'What's best for the boys': McCallie School explains vaccine requirement amid social media criticism

Staff photo by John Rawlston | Students walk on campus at the McCallie School on Thursday, Apr. 7, 2016, in Chattanooga, Tenn.

Several private schools in the Chattanooga area have decided not to require COVID-19 vaccinations for students returning in the fall, making McCallie School's decision last week to do so something of a stand-out.

Head of School Lee Burns said the decision was made for the students' best interests.

"That's our North Star, what's best for the boys," Burns told the Times Free Press, "not pressure or shouting or just the range of chatter and opinions on social media and elsewhere, but it's what do we think is best for the boys of McCallie and let's look at what the overwhelming majority of experts are saying, let's look at what the evidence is saying, and let's bring that to bear for the health and safety of our boys at McCallie."

Several Chattanooga-area schools and colleges have hosted or facilitated COVID-19 vaccination events throughout the spring, but most have not required the vaccine. A bill that would prevent state and local government entities from mandating COVID-19 vaccines awaits signature from Gov. Bill Lee. Although public schools and colleges would not be able to require the vaccine under the legislation, private schools would still have the choice.

As of Friday, other Chattanooga-area private schools informed families they will not require the COVID-19 vaccine for students and/or staff, including Baylor School, Girls Preparatory School and Silverdale Baptist Academy.

Baylor School will not be requiring vaccines for students next year and has not made a final decision about requiring them for faculty, according to a statement from spokesperson Barbara Kennedy. Silverdale Baptist Academy will not require vaccines for students, faculty or staff, and a spokesperson for Girls Preparatory School said the school continues to encourage vaccinations through vaccine clinics on its campus.

An Instagram account called Medical Freedom for McCallie has begun posting anonymous messages and conversations from McCallie students and parents. Several posts express disagreement with the school's decision.

"@medical_freedom_for_mccallie does not take a pro or anti vaccine position," a recent post reads. "Our position is solely rooted in the rights and responsibilities of parents to make all medical decisions for their children. These health decisions are highly personal and private matters, and should be made without pressure from governments, businesses, and institutions."

Burns said the school's decision hinged on what's best for students and was based on the opinions of medical experts and similar decisions made by peer boarding schools and independent schools across the U.S.

"We recognize and respect that people have a range of opinions about vaccinations, including the COVID vaccine. We did a parent survey earlier this spring, and it showed us that overwhelmingly our parents were in favor of vaccination for COVID. We are going to have some exemptions for religious or medical reasons or moral or ethical reasons. But at the end of the day, we make decisions not based on noise or chatter out there, but what we think is best for the boys of the McCallie School," Burns said.

The evidence McCallie cited in communicating its decision included guidance from the Centers for Disease Control and Prevention, the U.S. Food and Drug Administration and the Tennessee and Hamilton County health departments. Dr. David Bruce, medical director of One to One Health and member of McCallie's COVID task force, hosted a webinar with McCallie parents and said one of the main questions was concern that the COVID-19 vaccine was experimental.
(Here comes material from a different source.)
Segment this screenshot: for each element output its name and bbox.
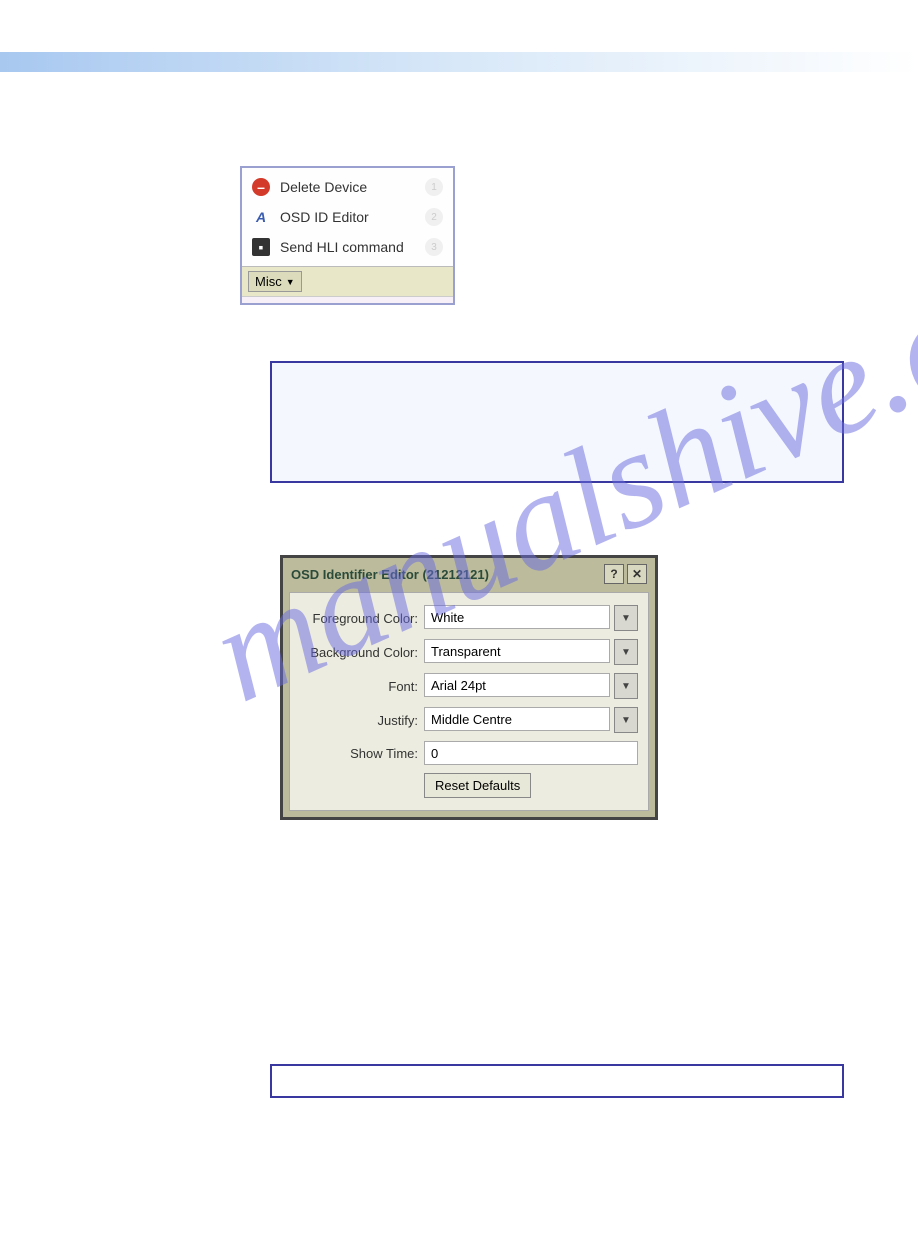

"I think people get this misconstrued that [the vaccine] hasn't gone through a rigorous testing, and it has. For anything to be brought to market to be used this way, even though it was the middle of a pandemic, it had certain criteria that it had to meet and exceeded all of those thresholds, both Moderna and Pfizer certainly did," Bruce told the Times Free Press last week. "We had some problems with the [Johnson and Johnson] vaccine that everyone's aware of, and it has some markers that are of concern, there's no doubt, but the CDC has deemed and the FDA has deemed that is still a very valid vaccine and should be used as part of our treatment and prevention of COVID."

Part of the reason the school announced the requirement before the end of the semester was to give families notice before summer, Burns said.

"We wanted to let our school community know just as soon after we made the decision as possible. So basically we're giving three months notice before the school year gets started, and I think that it's helpful for our school community to know that and it's easier and better and more effective to communicate that while the school committee is still gathered in session, as opposed to the summer," Burns said. "When summer gets here, people are scattered and it's harder to have everyone together to talk about it, and we want to be timely and transparent and honest in our communication with our families and with the school community."

In an email to parents sent out Friday, a McCallie official said students could exempt an exam, paper or project as a result of the school meeting its goal of 500 students receiving the COVID-19 vaccination. These kinds of incentives are not unusual at the school, spokesperson Bill Steverson told the Times Free Press Sunday, and as of Friday afternoon they had already exceeded the 500-student goal.